Victoria Nugent has handled an eclectic mix of consumer protection cases since the time she took her first job out of law school at a place then known as Trial Lawyers for Public Justice. She’s proud of her work on all of these cases, but she says the ones that affect her most are those that involve clients who have lost their homes.
“A home is more than just physical shelter for people—it’s a haven, and it’s where their community is,” Nugent said. “To lose that because of somebody else’s callousness or greed is really terrible.”

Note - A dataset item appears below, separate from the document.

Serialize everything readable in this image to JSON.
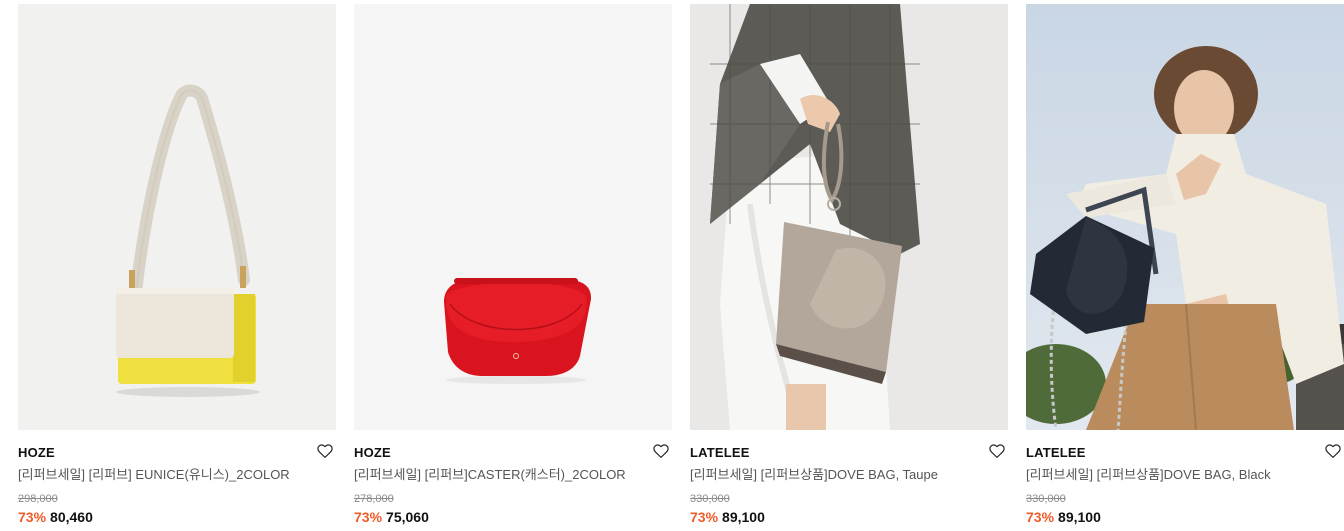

Now co-chair of the Cohen Milstein’s Public Client practice group, which works with state attorneys general to address consumer fraud, she’s been on the front lines of litigating home loss cases—working extensively on mortgage fraud and deceptive loan servicing lawsuits. A decade earlier, she litigated against insurance companies that refused to fully pay claims to home-owners who lost their houses in a flood along the Chesapeake Bay.
But Nugent didn’t always know she wanted to be a lawyer. At the non-profit advocacy group Public Citizen, where she worked for seven years after graduating college, she began to notice that the people making the most impact had something in common: they were all attorneys.
“What I saw was that they all had this degree and specialized training in critical thinking and writing that gave them this tremendous flexibility,” Nugent said of working with lawyers at Public Citizen. “It allowed them to go into lots of kinds of jobs, whether it was researching, organizing, lobbying, or actually litigating.”
Nugent credits her time at Public Citizen and Public Justice with sparking her desire to use the law to fight for consumers. She says she sees her experience at Cohen Milstein as an extension of the same work she had been doing in the past.
In one instance, this was literally the case. One of the largest lawsuits Nugent worked on at Public Justice was a consumer dispute in which a forced arbitration clause prevented a man living in a defective mobile home from suing the manufacturer. The case dragged on for so long that, despite having taken a new job at Cohen Milstein, Nugent continued to work on the case alongside Public Justice’s Paul Bland.
Since that case, which she calls “incredibly, personally meaningful,” Nugent has scored a number of important victories on behalf of consumers. She’s especially proud of cases against companies using a deceptive internet sales practice called “post-transaction marketing”—in essence, companies would weave subscription services into the checkout process on their website, so that when a consumer bought a product, he/she would also inadvertently sign up to be periodically charged for a subscription.
Nugent and her Cohen Milstein team filed suits in California and Washington, and courts in both states declared that the practice was deceptive. After the cases were filed, Congress passed legislation that actually banned the practice. The victories were especially important, Nugent says, because they represented a new frontier in consumer deception law.
“The cases involved the application of general consumer protection laws to new media in a way that hadn’t yet been done,” Nugent said. “It was an exciting victory because it was intellectually challenging and new.”
Outside of her work, Nugent enjoys entertaining and cooking for friends and family and running a style blog with an assist from her husband, who doubles as her photographer. Although no longer a Public Justice employee, she continues to serve the community and greater good as a member of the Cohen Milstein where she got her start as an attorney.